Billionaire Mike Ashley’s Frasers Group (FRAS.L) said on Monday that it had acquired the fitness clubs business of DW Sports Fitness out of administration for £37m ($48m).
The gym and sports retailer, which was founded by former Wigan Athletic owner Dave Whelan, collapsed into administration earlier this month, putting around 1,700 jobs at risk across the UK.
Frasers Group, which owns Sports Direct and the Everlast brand of gyms, said the move would save “a number of jobs” at DW Sports Fitness.
Frasers will stump up at least £37m in the deal, but could end up paying almost £44m to the administrators of the company if certain conditions are met.
The deal does not include the DW Sports Fitness business name or its intellectual property, and Frasers said it would relaunch the acquired gyms under the Everlast brand.
“The transaction compliments [sic] the existing gym and fitness club portfolio within the company’s group and is consistent with the group’s elevation strategy,” Frasers said in a statement.
“Frasers Group looks forward to elevating the gym and fitness assets acquired, pursuant to the transaction under the group’s existing iconic Everlast brand, and is also pleased to have saved a number of jobs.”
DW Sports blamed the impact of the coronavirus pandemic when it announced that it had appointed BDO as administrators in early August.
While it warned that all of its 75 fitness stores were set to close, the company also said that it would work with the administrators to keep many of its 73 gym locations open.
The company said that, having “exhausted all other available options,” it believed that the administration process could allow it to restructure the business and protect the “maximum number” of jobs.

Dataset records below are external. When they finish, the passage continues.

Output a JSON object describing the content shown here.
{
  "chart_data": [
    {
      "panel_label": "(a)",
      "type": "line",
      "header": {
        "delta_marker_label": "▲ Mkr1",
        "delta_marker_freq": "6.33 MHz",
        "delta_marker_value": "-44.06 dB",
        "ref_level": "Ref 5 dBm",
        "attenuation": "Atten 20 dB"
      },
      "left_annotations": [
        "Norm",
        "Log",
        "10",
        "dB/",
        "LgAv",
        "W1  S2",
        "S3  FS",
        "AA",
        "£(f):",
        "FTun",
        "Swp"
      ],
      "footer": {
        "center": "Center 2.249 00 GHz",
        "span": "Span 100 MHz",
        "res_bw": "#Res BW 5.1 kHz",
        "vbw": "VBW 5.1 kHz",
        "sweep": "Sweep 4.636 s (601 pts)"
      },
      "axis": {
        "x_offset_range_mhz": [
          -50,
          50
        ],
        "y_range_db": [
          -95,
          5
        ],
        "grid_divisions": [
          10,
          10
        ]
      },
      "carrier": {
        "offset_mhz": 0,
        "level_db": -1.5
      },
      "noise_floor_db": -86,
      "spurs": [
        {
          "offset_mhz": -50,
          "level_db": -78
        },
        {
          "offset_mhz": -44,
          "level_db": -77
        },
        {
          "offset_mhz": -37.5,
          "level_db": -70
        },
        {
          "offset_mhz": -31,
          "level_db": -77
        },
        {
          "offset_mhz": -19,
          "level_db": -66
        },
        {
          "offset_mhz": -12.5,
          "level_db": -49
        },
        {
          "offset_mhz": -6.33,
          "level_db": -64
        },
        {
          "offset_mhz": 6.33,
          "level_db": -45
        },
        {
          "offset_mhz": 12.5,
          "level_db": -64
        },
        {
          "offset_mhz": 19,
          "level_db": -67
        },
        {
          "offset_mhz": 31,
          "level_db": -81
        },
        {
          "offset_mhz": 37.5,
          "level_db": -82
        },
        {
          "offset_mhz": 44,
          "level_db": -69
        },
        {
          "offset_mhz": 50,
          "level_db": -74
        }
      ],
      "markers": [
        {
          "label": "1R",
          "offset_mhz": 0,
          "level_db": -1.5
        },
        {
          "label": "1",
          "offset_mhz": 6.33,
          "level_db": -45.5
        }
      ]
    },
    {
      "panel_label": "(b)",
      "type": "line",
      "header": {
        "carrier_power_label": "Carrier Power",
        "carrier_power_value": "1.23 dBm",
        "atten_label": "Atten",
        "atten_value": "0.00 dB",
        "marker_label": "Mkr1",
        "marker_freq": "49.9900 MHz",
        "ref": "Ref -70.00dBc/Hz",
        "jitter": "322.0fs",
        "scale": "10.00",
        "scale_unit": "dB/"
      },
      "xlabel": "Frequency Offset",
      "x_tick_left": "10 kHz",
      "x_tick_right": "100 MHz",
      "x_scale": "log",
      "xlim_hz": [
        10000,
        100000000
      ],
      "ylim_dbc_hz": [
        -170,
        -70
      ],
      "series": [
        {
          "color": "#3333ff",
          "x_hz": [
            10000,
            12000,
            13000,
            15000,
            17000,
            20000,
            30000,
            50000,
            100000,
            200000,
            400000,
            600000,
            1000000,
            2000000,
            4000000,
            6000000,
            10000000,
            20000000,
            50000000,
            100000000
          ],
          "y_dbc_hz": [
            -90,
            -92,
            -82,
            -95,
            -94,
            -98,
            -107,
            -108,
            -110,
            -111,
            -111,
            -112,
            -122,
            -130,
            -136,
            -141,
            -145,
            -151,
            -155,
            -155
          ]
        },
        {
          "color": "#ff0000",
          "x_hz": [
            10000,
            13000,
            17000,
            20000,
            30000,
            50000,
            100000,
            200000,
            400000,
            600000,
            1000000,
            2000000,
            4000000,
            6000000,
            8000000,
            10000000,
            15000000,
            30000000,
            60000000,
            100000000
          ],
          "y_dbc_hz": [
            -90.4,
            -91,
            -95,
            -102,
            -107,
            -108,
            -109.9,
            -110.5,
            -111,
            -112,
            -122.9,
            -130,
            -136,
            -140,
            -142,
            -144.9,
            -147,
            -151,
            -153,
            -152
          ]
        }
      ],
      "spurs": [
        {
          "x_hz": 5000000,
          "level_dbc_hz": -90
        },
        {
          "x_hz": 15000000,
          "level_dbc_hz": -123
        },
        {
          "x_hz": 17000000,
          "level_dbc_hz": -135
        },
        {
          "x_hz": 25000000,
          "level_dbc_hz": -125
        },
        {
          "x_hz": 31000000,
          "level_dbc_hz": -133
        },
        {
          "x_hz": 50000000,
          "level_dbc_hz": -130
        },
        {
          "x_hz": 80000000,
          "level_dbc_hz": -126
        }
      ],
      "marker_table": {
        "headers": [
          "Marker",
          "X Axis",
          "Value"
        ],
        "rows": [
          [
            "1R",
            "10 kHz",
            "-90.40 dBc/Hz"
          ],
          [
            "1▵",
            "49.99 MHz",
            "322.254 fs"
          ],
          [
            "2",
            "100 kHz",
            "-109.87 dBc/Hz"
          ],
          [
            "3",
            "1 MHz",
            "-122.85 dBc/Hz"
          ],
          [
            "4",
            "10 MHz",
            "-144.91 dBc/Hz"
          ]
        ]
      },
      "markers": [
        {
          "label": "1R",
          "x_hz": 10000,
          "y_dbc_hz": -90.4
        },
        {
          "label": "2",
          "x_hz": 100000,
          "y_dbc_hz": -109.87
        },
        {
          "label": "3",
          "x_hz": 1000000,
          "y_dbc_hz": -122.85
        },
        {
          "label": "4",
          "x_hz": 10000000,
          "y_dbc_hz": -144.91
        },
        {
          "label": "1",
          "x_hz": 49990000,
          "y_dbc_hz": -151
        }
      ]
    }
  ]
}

DW Sports Fitness was founded in March 2009 when Whelan purchased some 50 JJB Sports fitness clubs and retail stores for more than £83m ($108m).
The company said in April that its monthly revenue had fallen to zero overnight during the pandemic, down from an average of £15m a month.
Profits at Frasers Group, meanwhile, fell 20% last year for similar reasons, with chairman David Daly calling it “the most challenging year in the history of the company.”
Pre-tax profit in the 12 months to 26 April fell 19.9% to £143.5m ($187.6m), with the company pointing to the coronavirus crisis.
The slump in profits came even as sales rose 6.9% to £3.9bn, driven by the acquisition of brands like GAME. Excluding acquisitions and currency changes, revenue fell 12.6%.
Like other retailers, Frasers Group was forced to close its stores in March until mid-June due to the pandemic.